Анетта, почему я вернулся к этим воротцам? Бледное лицо Сибиллы, лицо воплощенной воли. Сибилла совсем недалеко, такая близкая Сибилла, такая реальная и все еще незнакомка. Отказаться от Сибиллы? Ох, нет, нет, но распутать силою нежность, распутать этот узел. Вынуть кляп из этой наглухо запертой души. Какая тайна заперта в ней? Чистая мечта, свободная от инстинктов: подлинная любовь. Любить Сибиллу. Любить.

Анетта, ну зачем этот заранее на все согласный взгляд, зачем эти слишком покорные уста? Слишком пылко предлагающее себя тело. Желание, слишком краткий миг желания. Любовь без тайны, лишенная измерений, без горизонтов. Без завтрашнего дня.
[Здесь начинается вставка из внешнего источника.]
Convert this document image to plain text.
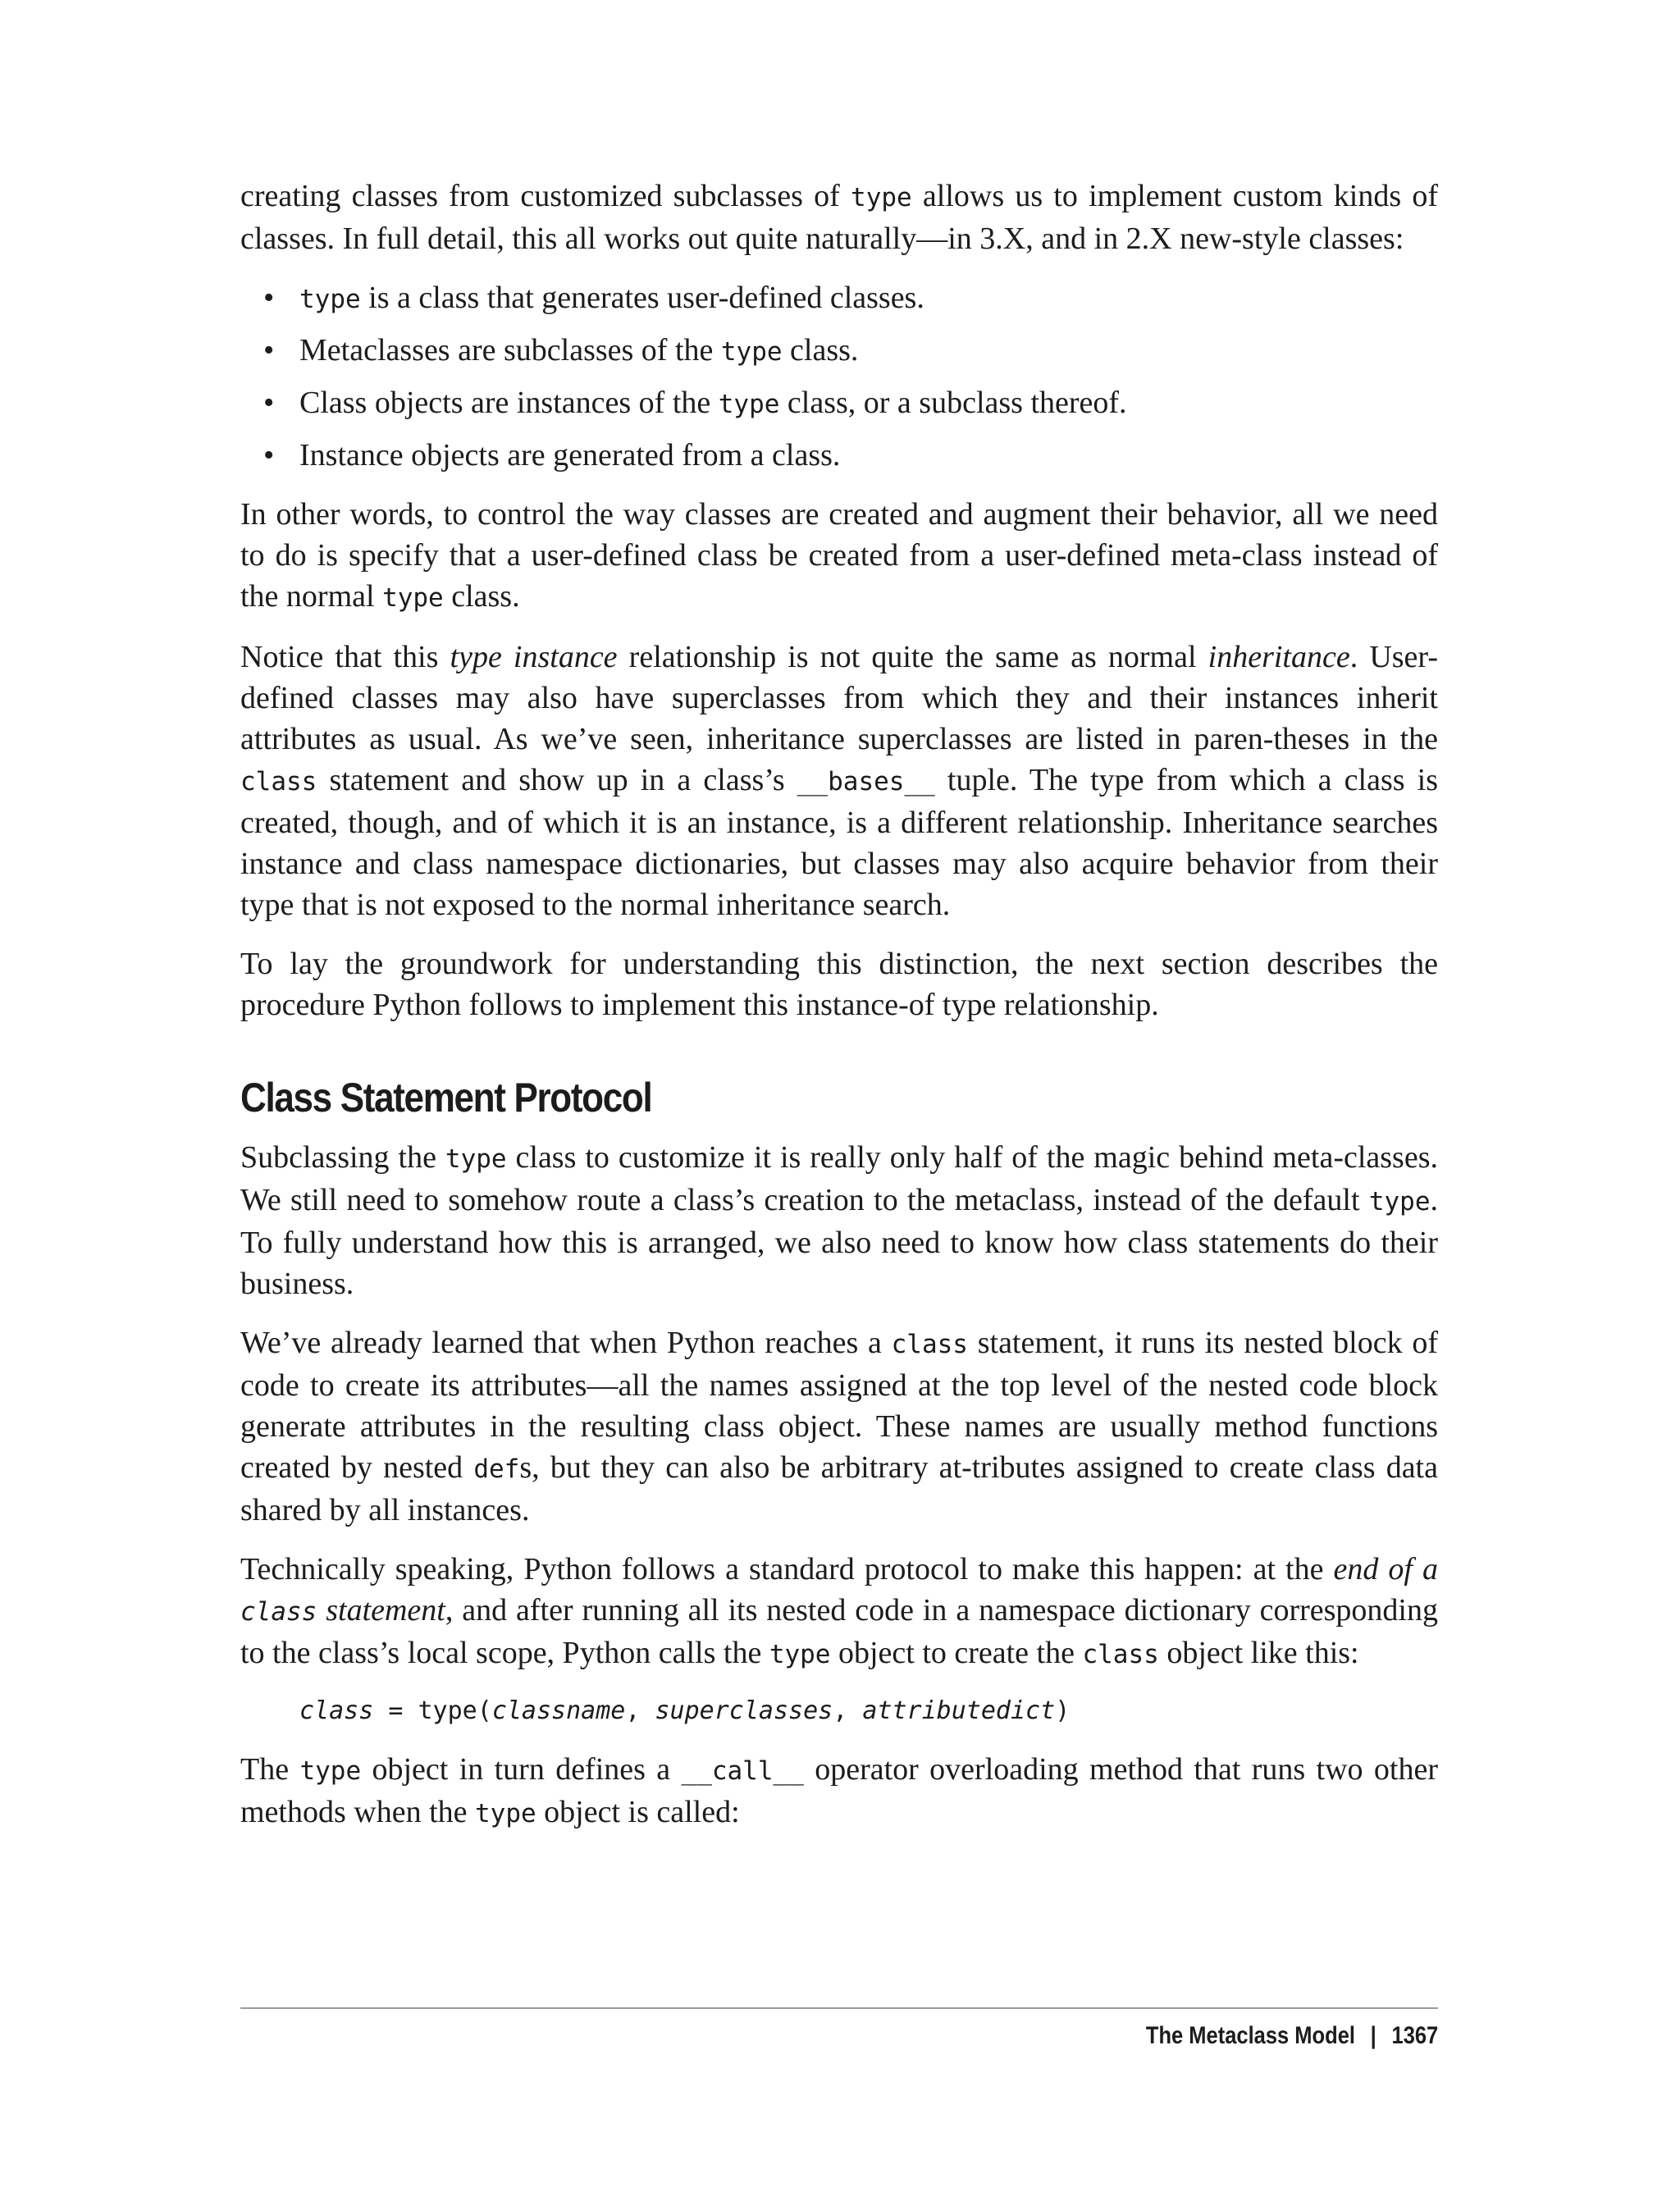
creating classes from customized subclasses of type allows us to implement custom kinds of classes. In full detail, this all works out quite naturally—in 3.X, and in 2.X new-style classes:

• type is a class that generates user-defined classes.
• Metaclasses are subclasses of the type class.
• Class objects are instances of the type class, or a subclass thereof.
• Instance objects are generated from a class.

In other words, to control the way classes are created and augment their behavior, all we need to do is specify that a user-defined class be created from a user-defined meta-class instead of the normal type class.

Notice that this type instance relationship is not quite the same as normal inheritance. User-defined classes may also have superclasses from which they and their instances inherit attributes as usual. As we’ve seen, inheritance superclasses are listed in paren-theses in the class statement and show up in a class’s __bases__ tuple. The type from which a class is created, though, and of which it is an instance, is a different relationship. Inheritance searches instance and class namespace dictionaries, but classes may also acquire behavior from their type that is not exposed to the normal inheritance search.

To lay the groundwork for understanding this distinction, the next section describes the procedure Python follows to implement this instance-of type relationship.

Class Statement Protocol

Subclassing the type class to customize it is really only half of the magic behind meta-classes. We still need to somehow route a class’s creation to the metaclass, instead of the default type. To fully understand how this is arranged, we also need to know how class statements do their business.

We’ve already learned that when Python reaches a class statement, it runs its nested block of code to create its attributes—all the names assigned at the top level of the nested code block generate attributes in the resulting class object. These names are usually method functions created by nested defs, but they can also be arbitrary at-tributes assigned to create class data shared by all instances.

Technically speaking, Python follows a standard protocol to make this happen: at the end of a class statement, and after running all its nested code in a namespace dictionary corresponding to the class’s local scope, Python calls the type object to create the class object like this:

class = type(classname, superclasses, attributedict)

The type object in turn defines a __call__ operator overloading method that runs two other methods when the type object is called:

The Metaclass Model | 1367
Анетта, Анетта, забыть эти податливые ласки, вернуть прошлое, снова стать детьми. Анетта, ласковая девчушка, любимая сестра. Да, но родная сестра, сестра, маленькая сестренка.

Да, покорные уста, уста полуоткрытые, влажные, сочные уста, все понимающие.

Ох, это кровосмесительное желание, смертное желание, кто освободит нас от него?

Анетта, Сибилла. Распят между ними. Какая из двух? И к чему выбирать? Я не хотел зла. Двойное притяжение, извечное священное равновесие. Порывы-двойняшки равнозаконны, коль скоро рвутся они из моих недр. Почему же в жизни они несовместимы? Как все было бы чисто в ярком свете дозволенности. К чему же этот запрет, раз в сердце моем все так гармонично?

Единственный выход: один из троих лишний. Но кто?

Сибилла? О, Сибилла раненая - непереносимое видение. Только не Сибилла. Значит, Анетта?

Анетта, сестренка, прости, я целую твои глаза, веки, прости.

Нет одной без другой, значит, ни та, ни другая. Отказаться, забыть, умереть. Нет, не умереть: стать мертвым. Исчезнуть. Здесь власть чар, неодолимое препятствие, запрет.

Здесь жизнь, любовь - невозможны.

Прощайте.

Зов неизвестности, зов завтрашнего, еще не бывшего дня, хмель. Забыть, начать все сызнова.

Вперед. Бегом на вокзал. Первым поездом в Рим. Из Рима первым поездом в Геную. Из Генуи первым пароходом. В Америку. Или в Австралию.

И вдруг он засмеялся.

Любовь? Э, нет, жизнь, вот что я люблю.